Figure G67714305150141000D000072
R 1Be methyl, R 2Be 4-ethyl piperidine, R 3Be methyl, R 4Be H, L 1Be Br.
Be reflected at 2 of 0.3moL/L, carry out in 6 lutidine, to wait the compound (III) and the compound (IV) of mole number to add in the reaction solution, contain the 0.1moL/L vinyl acetic monomer that accounts for total reaction liquid long-pending 10% in the reaction solution, mix and stir back reacting by heating in 70 ℃ of water-baths, after-filtration separated the precipitation that is produced in 30 minutes, and drying is product.Product is white in color Powdered, and water soluble, pH are 6.4.
Embodiment 2
Carry out building-up reactions by compound (III) and compound (IV), preparation compound (I) and its salt.

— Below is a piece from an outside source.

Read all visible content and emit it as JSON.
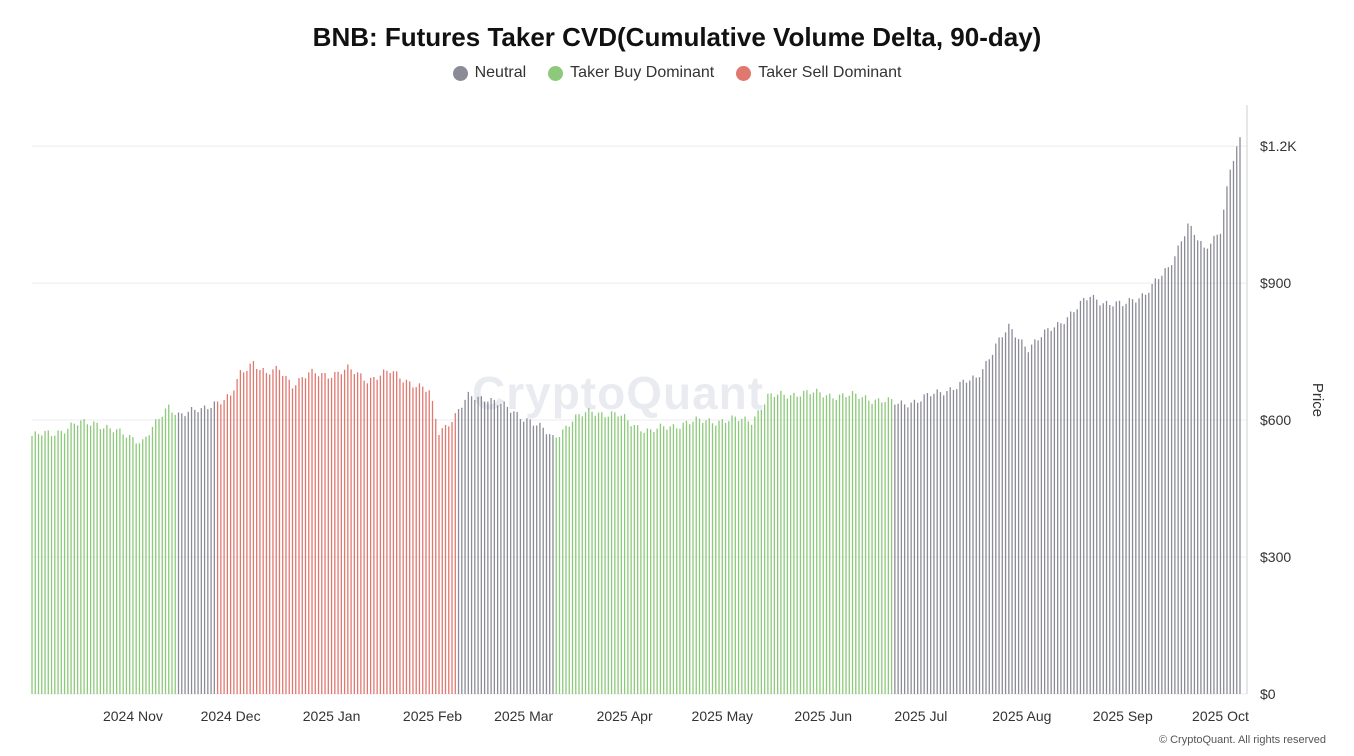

Wherein: R 1Be ethyl, R 2Be 4-vinyl piperidines, R 3Be H, R 4Be methyl, X is a methyl, and Y is an ethylphenyl, and Z is
Figure G67714305150141000D000073
, L 1Be methoxyl group.
Be reflected in the NaOH solution of 0.2moL/L and carry out, to wait the compound (III) and the compound (IV) of mole number to add in the reaction solution, contain the 0.05moL/L trichloromethane that accounts for total reaction liquid long-pending 8% in the reaction solution, mix and stir back reacting by heating in 50 ℃ of water-baths, after-filtration separated the precipitation that is produced in 30 minutes, drying is product.Product is white in color Powdered, and water soluble, pH are 6.4.
Embodiment 3
Carry out building-up reactions by compound (III) and compound (IV), preparation compound (I) and its salt.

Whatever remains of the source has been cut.